Deborah Waldrop, professor
School of Social Work

Deborah Waldrop, professor in the UB School of Social Work, received the Award of Excellence in Research from the Social Work Hospice & Palliative Care Network (SWHPN) at the organization’s annual 2015 General Assembly in Philadelphia.

The award recognizes her 16 years of research dedicated to advancing the field of palliative care.

“To be nominated by my peers and have this kind of recognition is an incredible honor and privilege,” Waldrop says.

Her groundbreaking research extends from her experience as a hospice social worker and from spending 20 years in hospitals before that. She knows the challenges families faced in the past, given only a difficult set of limited options, and the better choices they have today due to the inception of hospice and palliative care.

“My driving force is to make a difference in what we understand about the psychosocial care that people need and the psychosocial issues they experience,” Waldrop says. “This includes how a diagnosis and disease trajectory influences a person within their specific social environment — their family, their job, their finances and the people around them. A life-limiting diagnosis doesn’t just affect the person who is ill. It moves through their whole social network.

“I believe I can make a difference through research that educates health care providers,” she says. “That’s what matters to me, and for that to be recognized is an honor.”

To understand the story of Waldrop’s success, you must first appreciate the role stories have in her research, much of which is narrative-based. She often conducts interviews at a person’s bedside or in a caregiver’s home, gathering data that informs developments related to hospice and palliative care.

“One of the things that’s so amazing to me is how eager people are to tell their stories to a researcher for the purpose of making a difference in someone else’s life,” she says. “Most especially when that person has had a bad experience but says they want it to be different for someone else.”

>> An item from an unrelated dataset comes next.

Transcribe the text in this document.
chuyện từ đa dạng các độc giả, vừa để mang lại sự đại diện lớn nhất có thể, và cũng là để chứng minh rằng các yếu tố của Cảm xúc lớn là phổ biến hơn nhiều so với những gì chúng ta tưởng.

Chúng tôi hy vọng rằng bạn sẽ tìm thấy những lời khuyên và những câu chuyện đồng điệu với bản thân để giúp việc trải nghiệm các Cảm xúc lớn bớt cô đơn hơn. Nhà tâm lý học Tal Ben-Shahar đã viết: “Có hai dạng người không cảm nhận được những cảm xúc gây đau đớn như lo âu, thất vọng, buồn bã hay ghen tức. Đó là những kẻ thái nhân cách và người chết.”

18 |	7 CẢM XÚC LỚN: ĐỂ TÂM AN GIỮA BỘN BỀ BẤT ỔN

Palliative care is not just end-of-life care. Waldrop says it’s about managing symptoms within the context of the person’s entire life and what’s important to them.

It’s a patient-centered, family-focused approach to care that sees the person who is ill and the family as a unit for care.

The field addresses all the symptoms that can accompany a serious illness, not just those medically related to the diagnosis. Palliative care manages emotional pain and spiritual and existential distress. It is team-focused, comprised of physicians, social workers, nurses and chaplains, all of whom are equal members who bring care in equal weight.

“I have a colleague who said, ‘I’d want palliative care if I threw my back out,’” Waldrop says.

Waldrop’s most recent work focuses on decision-making and how people go through the process of advance care planning. She continues working on a study of bereavement outcomes for caregivers whose loved one has died. She has been invited to serve on C-Change: Collaborating to Conquer Cancer, a group comprising leaders from the country’s government, business and research sectors that will develop a national consensus research agenda for palliative and hospice care for cancer.